Reputation: 16435
Some background on why I'm asking this. I asked this question a few hours ago
When a goroutine blocks on I/O how does the scheduler identify that it has stopped blocking?
which had the answer
All I/O must be done through syscalls, and the way syscalls are implemented in Go, they are always called through code that is controlled by the runtime. This means that when you call a syscall, instead of just calling it directly (thus giving up control of the thread to the kernel), the runtime is notified of the syscall you want to make, and it does it on the goroutine's behalf. This allows it to, for example, do a non-blocking syscall instead of a blocking one (essentially telling the kernel, "please do this thing, but instead of blocking until it's done, return immediately, and let me know later once the result is ready").
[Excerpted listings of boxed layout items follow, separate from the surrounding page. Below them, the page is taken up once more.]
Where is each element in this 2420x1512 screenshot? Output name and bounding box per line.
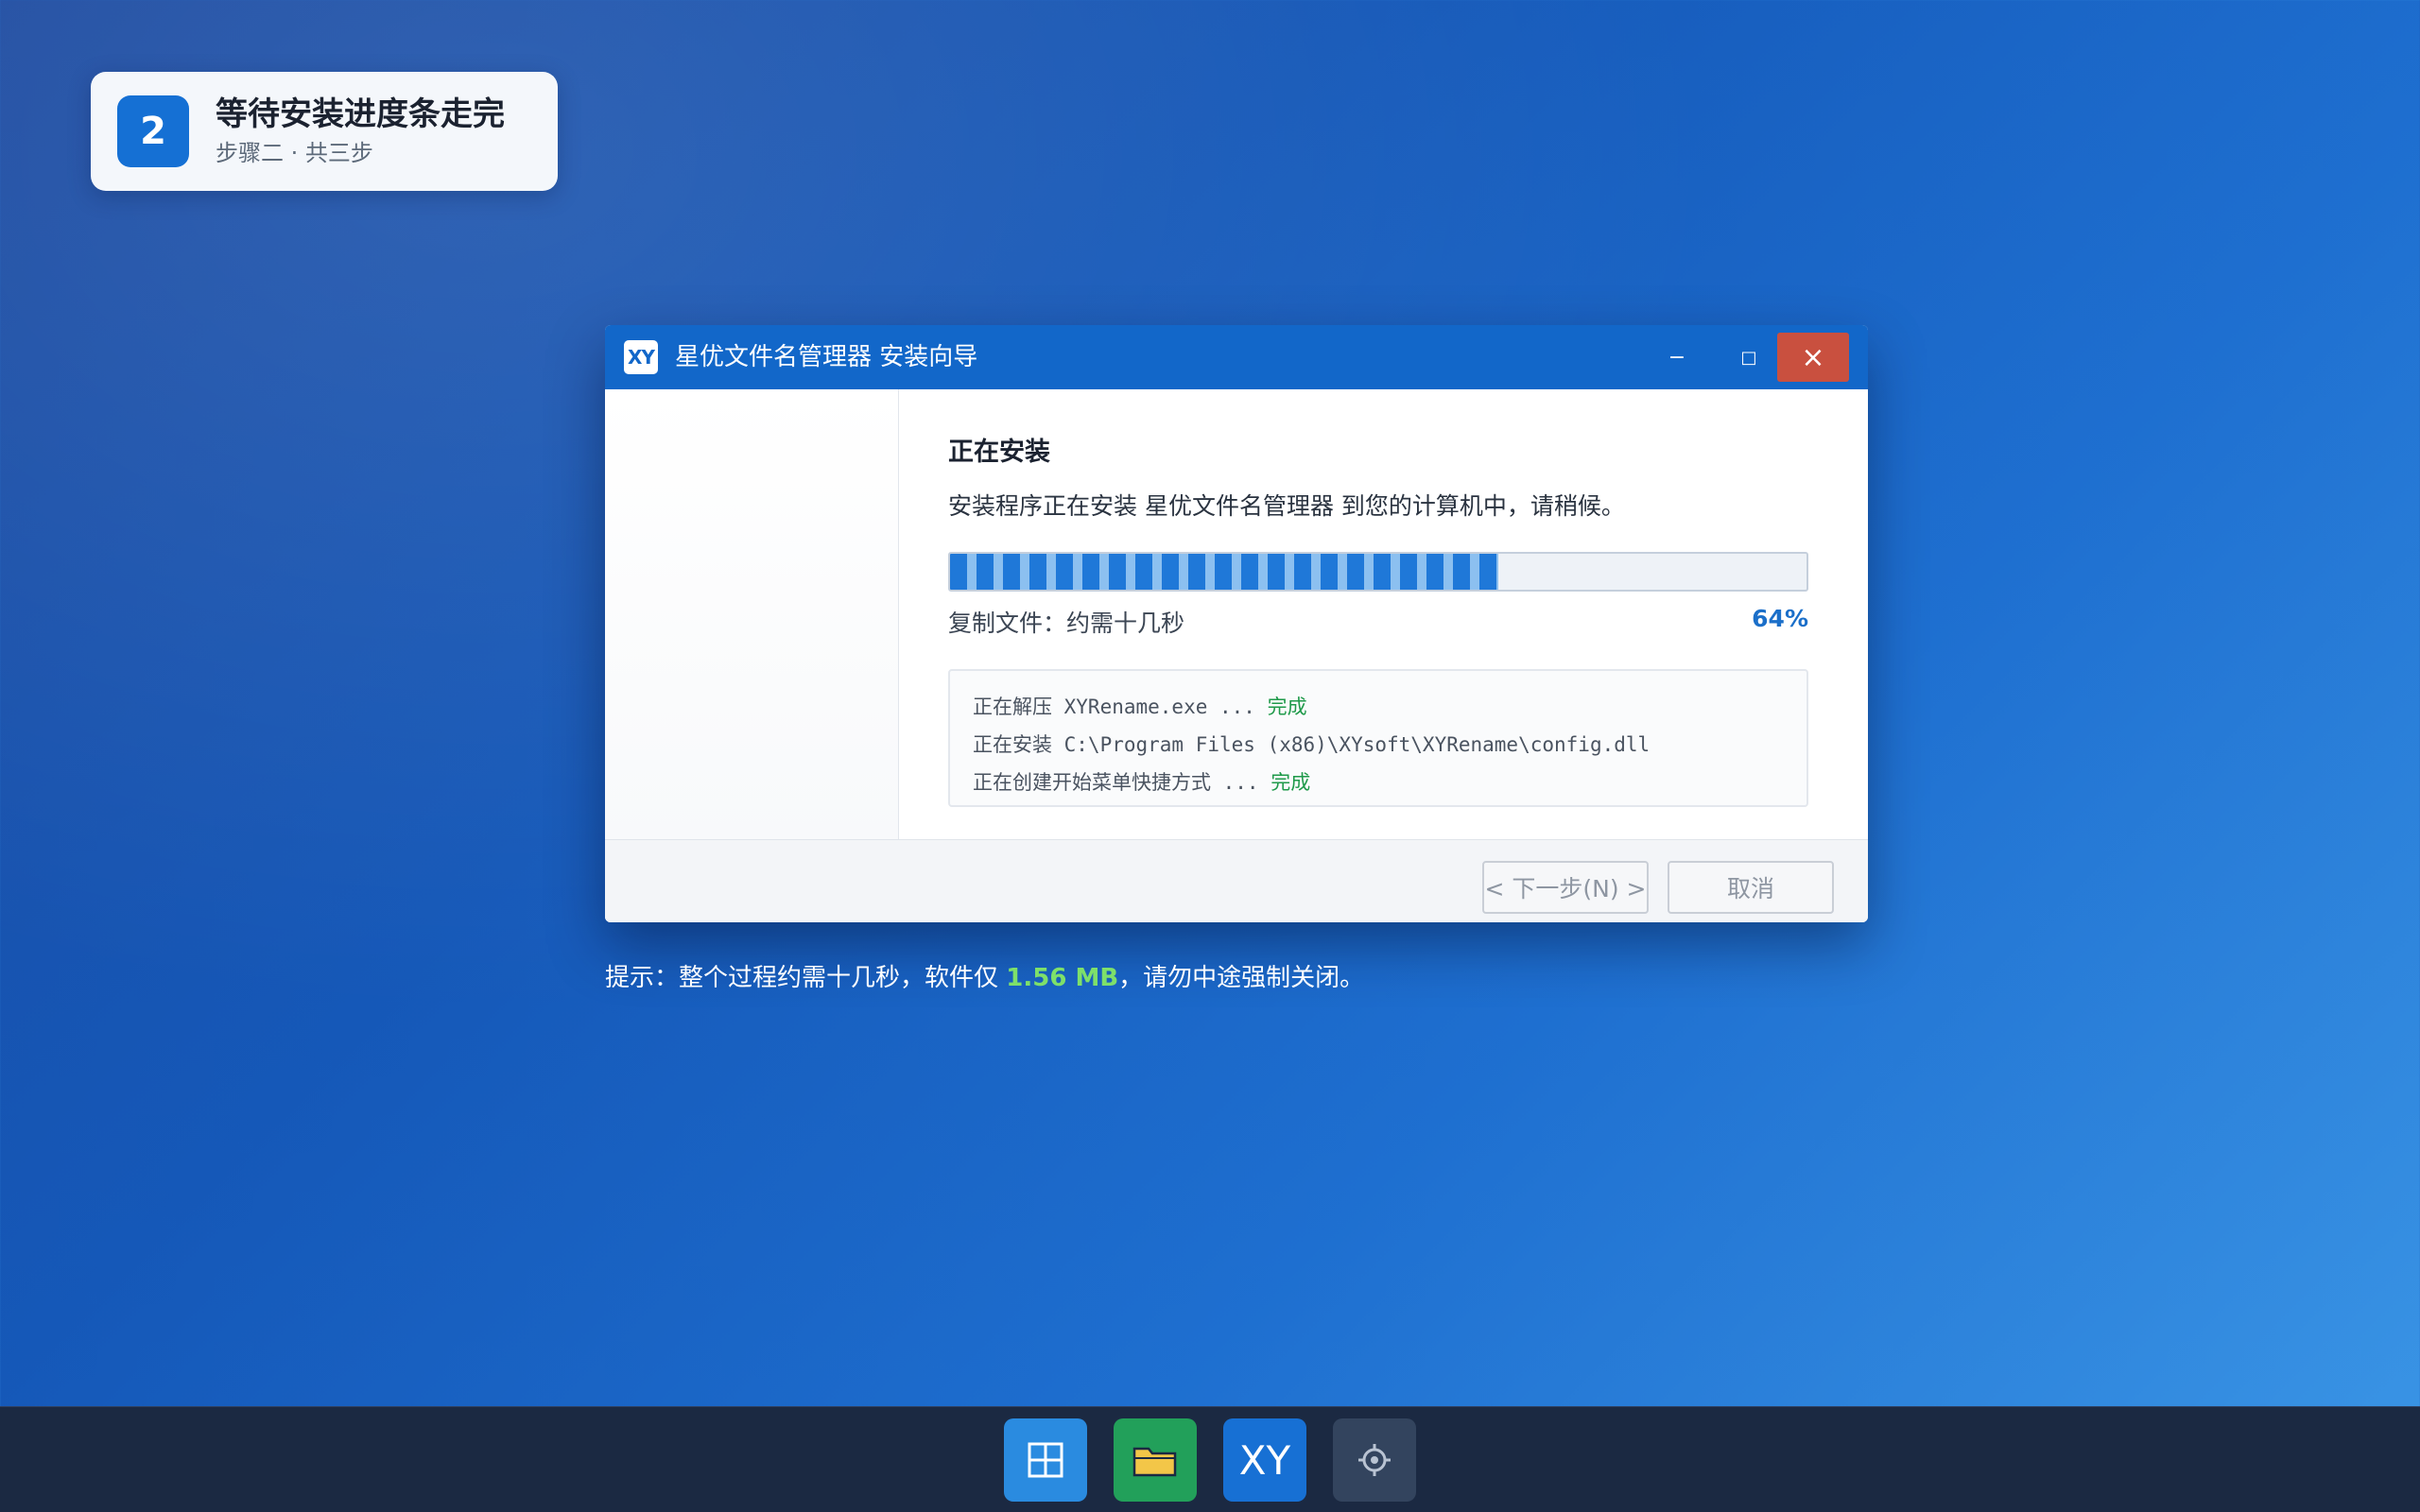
folder-icon bbox=[1132, 1447, 1177, 1477]
cancel-button[interactable]: 取消 bbox=[1668, 861, 1834, 914]
install-progress-bar bbox=[948, 552, 1808, 592]
hint-size: 1.56 MB bbox=[1006, 964, 1119, 992]
xy-app-button[interactable]: XY bbox=[1223, 1418, 1306, 1502]
file-explorer-button[interactable] bbox=[1114, 1418, 1197, 1502]
log-line: 正在安装 C:\Program Files (x86)\XYsoft\XYRen… bbox=[973, 733, 1651, 756]
minimize-icon: − bbox=[1668, 345, 1686, 369]
app-logo-icon: XY bbox=[624, 340, 658, 374]
taskbar: XY bbox=[0, 1406, 2420, 1512]
maximize-icon: □ bbox=[1740, 347, 1757, 368]
next-button[interactable]: < 下一步(N) > bbox=[1482, 861, 1649, 914]
title-bar[interactable]: XY 星优文件名管理器 安装向导 − □ × bbox=[605, 325, 1868, 389]
settings-icon bbox=[1358, 1444, 1391, 1476]
log-status: 完成 bbox=[1267, 696, 1307, 718]
step-title: 等待安装进度条走完 bbox=[216, 95, 505, 133]
start-icon bbox=[1028, 1442, 1063, 1478]
close-button[interactable]: × bbox=[1777, 333, 1849, 382]
wizard-footer: < 下一步(N) > 取消 bbox=[605, 839, 1868, 922]
minimize-button[interactable]: − bbox=[1641, 333, 1713, 382]
log-line: 正在解压 XYRename.exe ... 完成 bbox=[973, 696, 1307, 718]
install-heading: 正在安装 bbox=[948, 438, 1050, 467]
hint-text: 提示：整个过程约需十几秒，软件仅 1.56 MB，请勿中途强制关闭。 bbox=[605, 964, 1365, 992]
progress-status-label: 复制文件：约需十几秒 bbox=[948, 610, 1185, 637]
log-status: 完成 bbox=[1270, 771, 1311, 794]
installer-window: XY 星优文件名管理器 安装向导 − □ × 正在安装 安装程序正在安装 星优文… bbox=[605, 325, 1868, 922]
maximize-button[interactable]: □ bbox=[1713, 333, 1785, 382]
step-subtitle: 步骤二 · 共三步 bbox=[216, 140, 373, 166]
install-description: 安装程序正在安装 星优文件名管理器 到您的计算机中，请稍候。 bbox=[948, 492, 1625, 520]
xy-app-icon: XY bbox=[1238, 1436, 1291, 1484]
install-log: 正在解压 XYRename.exe ... 完成 正在安装 C:\Program… bbox=[948, 669, 1808, 807]
window-title: 星优文件名管理器 安装向导 bbox=[675, 343, 978, 371]
settings-button[interactable] bbox=[1333, 1418, 1416, 1502]
close-icon: × bbox=[1801, 340, 1825, 374]
progress-percent: 64% bbox=[1752, 605, 1808, 632]
step-card: 2 等待安装进度条走完 步骤二 · 共三步 bbox=[91, 72, 558, 191]
progress-fill bbox=[950, 554, 1498, 590]
start-button[interactable] bbox=[1004, 1418, 1087, 1502]
step-number-badge: 2 bbox=[117, 95, 189, 167]
log-line: 正在创建开始菜单快捷方式 ... 完成 bbox=[973, 771, 1311, 794]
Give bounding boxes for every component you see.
This allows it to continue doing other work in the meantime.
So from my understanding, what the golang scheduler does is that it makes sure not to get hung up spending time on threads waiting for I/O operations. Instead, it somehow defers that responsibility to the kernel.
However, I want to get a deeper understanding of the process because there a lot of things that are unclear to me.
Right now this is my understanding, which may potentially be completely wrong.
What I'm struggling to understand is how the I/O operation is done without creating another thread, and how the kernel actually "knows" the I/O operation is done. Is it through polling or is there some kind of interrupt system in place?
I hope this makes some semblance of sense. I'm very new to concepts that are this low level.
Upvotes: 2
Views: 324
Reputation: 2448
The KERNEL below means "kernel side". It includes OS kernel code + loaded drivers.
Given you have a TCP connection to a remote server. Here is an example how Kernel handles asynchronous write/read TCP stream.
When you send a byte array to TCP stream, kernel will puts the buffer stream in RAM and control the DMA system to copy the buffer to networking card. When DMA done its job, there is an interrupt inside the CPU invoked. A interrupt handler registered by kernel will transform the signal from DMA into a done callback for write to TCP stream method. Of course, the actual TCP stack is much more complex. These sentences are just idea how the thing works.
For the case read from TCP stream, when a package come in on networking card, there is another interrupt invoked. The another handler registered by kernel will transform the interrupt to event on golang side.
Again, the real case is very very complex. There are many OSes, many versions, many kind of IO operations and many hardware devices.